Berdasarkan data yang tercantum dalam website resmi DJPPR, rasio utang terhadap PDB berada di level 41,26%. Angka tersebut sejatinya masih berada di bawah batas maksimal rasio utang yang diatur dalam Undang-Undang Keuangan Negara sebesar 60% terhadap PDB.

Sebelumnya, hingga 31 Maret 2026 posisi utang pemerintah mencapai Rp9.920,42 triliun. Angka ini naik 2,9% dari level Rp9.637,99 triliun pada Desember 2025. Dari total tersebut, mayoritas utang masih berasal dari penerbitan SBN yang mencapai Rp8.652,89 triliun atau sekitar 87,22% dari total utang pemerintah.
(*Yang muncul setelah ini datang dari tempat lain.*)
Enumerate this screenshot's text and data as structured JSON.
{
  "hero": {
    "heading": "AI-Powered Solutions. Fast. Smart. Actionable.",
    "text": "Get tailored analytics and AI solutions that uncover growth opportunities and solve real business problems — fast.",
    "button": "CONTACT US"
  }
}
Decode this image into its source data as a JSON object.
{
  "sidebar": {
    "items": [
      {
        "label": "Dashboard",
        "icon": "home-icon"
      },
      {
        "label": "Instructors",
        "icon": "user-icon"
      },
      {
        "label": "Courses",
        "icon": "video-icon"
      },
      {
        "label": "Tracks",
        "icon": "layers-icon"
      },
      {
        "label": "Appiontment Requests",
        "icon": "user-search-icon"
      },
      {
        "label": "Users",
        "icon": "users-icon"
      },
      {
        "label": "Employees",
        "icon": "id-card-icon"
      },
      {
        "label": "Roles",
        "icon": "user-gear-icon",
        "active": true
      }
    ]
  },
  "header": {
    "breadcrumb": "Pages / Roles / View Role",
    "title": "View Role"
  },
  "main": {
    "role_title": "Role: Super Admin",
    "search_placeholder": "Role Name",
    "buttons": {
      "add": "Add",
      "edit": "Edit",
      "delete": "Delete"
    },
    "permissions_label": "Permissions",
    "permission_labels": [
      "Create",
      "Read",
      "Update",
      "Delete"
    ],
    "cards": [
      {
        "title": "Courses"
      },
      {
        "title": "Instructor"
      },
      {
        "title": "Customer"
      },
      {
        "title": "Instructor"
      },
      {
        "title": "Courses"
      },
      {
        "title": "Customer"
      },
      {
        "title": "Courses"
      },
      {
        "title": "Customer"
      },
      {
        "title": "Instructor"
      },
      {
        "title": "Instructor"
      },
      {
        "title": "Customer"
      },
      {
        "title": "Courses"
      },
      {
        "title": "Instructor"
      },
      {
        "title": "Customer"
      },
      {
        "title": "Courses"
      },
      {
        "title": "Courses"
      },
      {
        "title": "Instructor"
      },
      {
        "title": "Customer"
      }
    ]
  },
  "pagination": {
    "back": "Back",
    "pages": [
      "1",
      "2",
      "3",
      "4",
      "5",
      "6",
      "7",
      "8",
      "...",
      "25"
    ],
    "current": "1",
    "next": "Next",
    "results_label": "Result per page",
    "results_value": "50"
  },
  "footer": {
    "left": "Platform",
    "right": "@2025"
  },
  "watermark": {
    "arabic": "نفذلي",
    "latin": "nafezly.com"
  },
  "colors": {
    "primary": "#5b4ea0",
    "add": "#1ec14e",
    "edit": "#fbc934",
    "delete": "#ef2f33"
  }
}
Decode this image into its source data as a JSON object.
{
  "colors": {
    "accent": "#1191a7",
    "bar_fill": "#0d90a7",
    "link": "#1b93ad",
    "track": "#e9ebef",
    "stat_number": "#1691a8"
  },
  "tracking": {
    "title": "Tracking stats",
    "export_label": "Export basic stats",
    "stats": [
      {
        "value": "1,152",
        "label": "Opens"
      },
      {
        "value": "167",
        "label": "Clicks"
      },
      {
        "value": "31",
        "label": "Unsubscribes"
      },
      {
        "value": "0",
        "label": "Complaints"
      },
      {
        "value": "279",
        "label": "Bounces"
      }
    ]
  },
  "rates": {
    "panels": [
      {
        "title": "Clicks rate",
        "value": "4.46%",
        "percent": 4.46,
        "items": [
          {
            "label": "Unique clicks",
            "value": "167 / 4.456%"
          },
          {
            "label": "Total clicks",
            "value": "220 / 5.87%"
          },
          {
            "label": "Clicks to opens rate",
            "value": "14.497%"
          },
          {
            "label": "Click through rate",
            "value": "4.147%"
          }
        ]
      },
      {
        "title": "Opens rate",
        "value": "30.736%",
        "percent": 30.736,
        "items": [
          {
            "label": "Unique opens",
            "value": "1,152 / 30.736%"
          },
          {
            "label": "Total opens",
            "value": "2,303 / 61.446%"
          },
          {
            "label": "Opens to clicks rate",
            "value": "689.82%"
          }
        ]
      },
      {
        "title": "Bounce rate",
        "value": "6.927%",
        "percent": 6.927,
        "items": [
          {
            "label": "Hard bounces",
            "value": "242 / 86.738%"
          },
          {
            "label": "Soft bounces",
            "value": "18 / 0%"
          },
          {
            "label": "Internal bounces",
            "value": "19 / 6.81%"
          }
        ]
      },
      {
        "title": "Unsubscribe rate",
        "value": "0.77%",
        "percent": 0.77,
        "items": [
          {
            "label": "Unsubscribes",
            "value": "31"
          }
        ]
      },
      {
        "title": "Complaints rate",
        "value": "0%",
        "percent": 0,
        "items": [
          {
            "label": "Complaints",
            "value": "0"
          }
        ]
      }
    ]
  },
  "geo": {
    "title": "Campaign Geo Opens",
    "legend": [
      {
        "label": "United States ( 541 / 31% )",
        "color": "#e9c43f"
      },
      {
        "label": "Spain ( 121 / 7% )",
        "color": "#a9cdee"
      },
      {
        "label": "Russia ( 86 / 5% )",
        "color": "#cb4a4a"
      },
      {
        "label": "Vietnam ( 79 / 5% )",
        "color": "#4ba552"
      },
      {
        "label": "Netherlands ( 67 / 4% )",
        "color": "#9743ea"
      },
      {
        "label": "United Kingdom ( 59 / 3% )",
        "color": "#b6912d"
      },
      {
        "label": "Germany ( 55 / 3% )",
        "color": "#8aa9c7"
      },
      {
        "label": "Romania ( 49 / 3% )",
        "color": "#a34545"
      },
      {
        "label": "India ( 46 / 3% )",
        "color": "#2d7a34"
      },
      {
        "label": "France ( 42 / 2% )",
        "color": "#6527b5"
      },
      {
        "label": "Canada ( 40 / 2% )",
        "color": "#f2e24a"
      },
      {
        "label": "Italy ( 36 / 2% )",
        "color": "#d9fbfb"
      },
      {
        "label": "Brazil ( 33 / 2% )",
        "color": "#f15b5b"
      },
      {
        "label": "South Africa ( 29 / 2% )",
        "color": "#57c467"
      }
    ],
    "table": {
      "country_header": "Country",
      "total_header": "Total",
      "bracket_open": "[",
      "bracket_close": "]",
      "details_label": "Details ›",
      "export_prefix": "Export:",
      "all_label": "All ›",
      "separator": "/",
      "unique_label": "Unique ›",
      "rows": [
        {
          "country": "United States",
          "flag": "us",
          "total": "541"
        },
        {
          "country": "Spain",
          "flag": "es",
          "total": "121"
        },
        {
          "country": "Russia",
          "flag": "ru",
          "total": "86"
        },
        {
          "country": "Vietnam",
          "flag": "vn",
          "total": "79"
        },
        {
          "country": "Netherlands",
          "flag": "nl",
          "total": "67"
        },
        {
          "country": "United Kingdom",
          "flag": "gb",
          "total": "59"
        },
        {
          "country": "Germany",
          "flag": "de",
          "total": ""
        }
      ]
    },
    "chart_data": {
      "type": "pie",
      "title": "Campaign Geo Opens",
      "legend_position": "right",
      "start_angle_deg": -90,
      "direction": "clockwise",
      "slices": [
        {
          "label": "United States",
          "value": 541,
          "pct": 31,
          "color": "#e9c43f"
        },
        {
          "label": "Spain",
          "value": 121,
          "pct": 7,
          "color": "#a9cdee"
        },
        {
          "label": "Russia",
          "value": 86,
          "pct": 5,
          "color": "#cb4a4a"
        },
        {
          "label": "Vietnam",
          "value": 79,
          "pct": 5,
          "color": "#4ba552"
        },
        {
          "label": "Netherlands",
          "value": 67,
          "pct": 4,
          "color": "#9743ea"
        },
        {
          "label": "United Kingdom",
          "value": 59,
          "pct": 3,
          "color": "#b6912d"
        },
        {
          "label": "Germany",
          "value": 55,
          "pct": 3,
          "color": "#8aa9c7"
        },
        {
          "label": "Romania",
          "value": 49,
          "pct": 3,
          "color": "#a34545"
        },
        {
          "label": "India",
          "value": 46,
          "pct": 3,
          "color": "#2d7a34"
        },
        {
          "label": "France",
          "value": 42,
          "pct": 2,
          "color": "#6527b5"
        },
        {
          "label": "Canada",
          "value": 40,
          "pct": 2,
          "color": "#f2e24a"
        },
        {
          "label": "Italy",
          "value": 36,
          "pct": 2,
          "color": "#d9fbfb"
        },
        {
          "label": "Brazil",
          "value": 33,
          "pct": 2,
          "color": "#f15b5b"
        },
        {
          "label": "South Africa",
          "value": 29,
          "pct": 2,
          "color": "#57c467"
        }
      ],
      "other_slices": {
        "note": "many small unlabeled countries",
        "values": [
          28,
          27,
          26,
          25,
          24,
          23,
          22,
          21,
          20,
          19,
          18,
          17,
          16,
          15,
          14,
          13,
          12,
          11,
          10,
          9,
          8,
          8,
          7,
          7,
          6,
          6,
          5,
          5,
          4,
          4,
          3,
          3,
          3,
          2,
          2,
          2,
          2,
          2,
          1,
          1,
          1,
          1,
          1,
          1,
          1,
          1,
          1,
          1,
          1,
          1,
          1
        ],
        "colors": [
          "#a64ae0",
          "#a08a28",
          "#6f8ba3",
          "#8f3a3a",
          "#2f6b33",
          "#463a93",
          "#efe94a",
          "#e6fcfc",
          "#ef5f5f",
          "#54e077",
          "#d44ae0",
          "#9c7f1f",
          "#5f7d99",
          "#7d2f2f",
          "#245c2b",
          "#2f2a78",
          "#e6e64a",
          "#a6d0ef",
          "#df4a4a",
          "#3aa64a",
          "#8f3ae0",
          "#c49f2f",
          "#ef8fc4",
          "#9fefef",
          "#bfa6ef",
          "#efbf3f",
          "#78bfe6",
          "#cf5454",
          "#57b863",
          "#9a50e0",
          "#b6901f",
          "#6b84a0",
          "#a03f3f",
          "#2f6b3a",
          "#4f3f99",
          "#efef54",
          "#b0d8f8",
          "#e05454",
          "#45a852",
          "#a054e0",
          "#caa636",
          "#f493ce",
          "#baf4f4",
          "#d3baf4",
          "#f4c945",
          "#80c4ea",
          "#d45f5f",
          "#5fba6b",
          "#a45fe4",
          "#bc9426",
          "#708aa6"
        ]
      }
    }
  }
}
Sementara itu, komponen pinjaman tercatat sebesar Rp1.267,52 triliun. 

Menteri Keuangan Purbaya Yudhi Sadewa sebelumnya mengaku posisi utang pemerintah yang hampir menyentuh angka Rp10.000 triliun atau tepatnya Rp9.920,42 triliun sampai akhir Maret 2026 masih aman. 

Sejatinya jumlah utang pemerintah tersebut naik sebesar Rp282,52 triliun dibandingkan posisi akhir Desember 2025 yang sebesar Rp9.637,90 triliun.

Purbaya menyebut dari rasio utang terhadap Produk Domestik Bruto (PDB) masih di posisi 40,75% atau di bawah batas aman Undang-Undang Keuangan Negara yang sebesar 60% PDB.

"Kalau kita lihat acuan yang paling ketat di Eropa, rasio utang ke PDB berapa? 60%. Kita masih jauh, masih aman, masih sekitar 40% lebih sedikit, jadi aman," kata Purbaya dalam media briefing di Kantor Kementerian Keuangan, Senin (11/5/2026).

Purbaya mengklaim rasio utang Indonesia masih lebih rendah dibandingkan negara lain. Pemerintah, dalam hal ini mengelola utang secara cermat dan terukur. Menurutnya, utang Singapura di level 180% terhadap PDB, Malaysia lebih dari 60% dari PDB. 

“Thailand juga berapa? Tinggi semua. Kita termasuk paling hati-hati dibanding negara-negara sekeliling kita. Dibanding AS juga, dibanding Jepang," ungkap Purbaya.

"Jadi kalau lihat dari itu, harusnya Anda puji-puji kita. Cuma nggak pernah kan? Kenapa Anda lihat dari sisi negatif terus?" tambah Purbaya.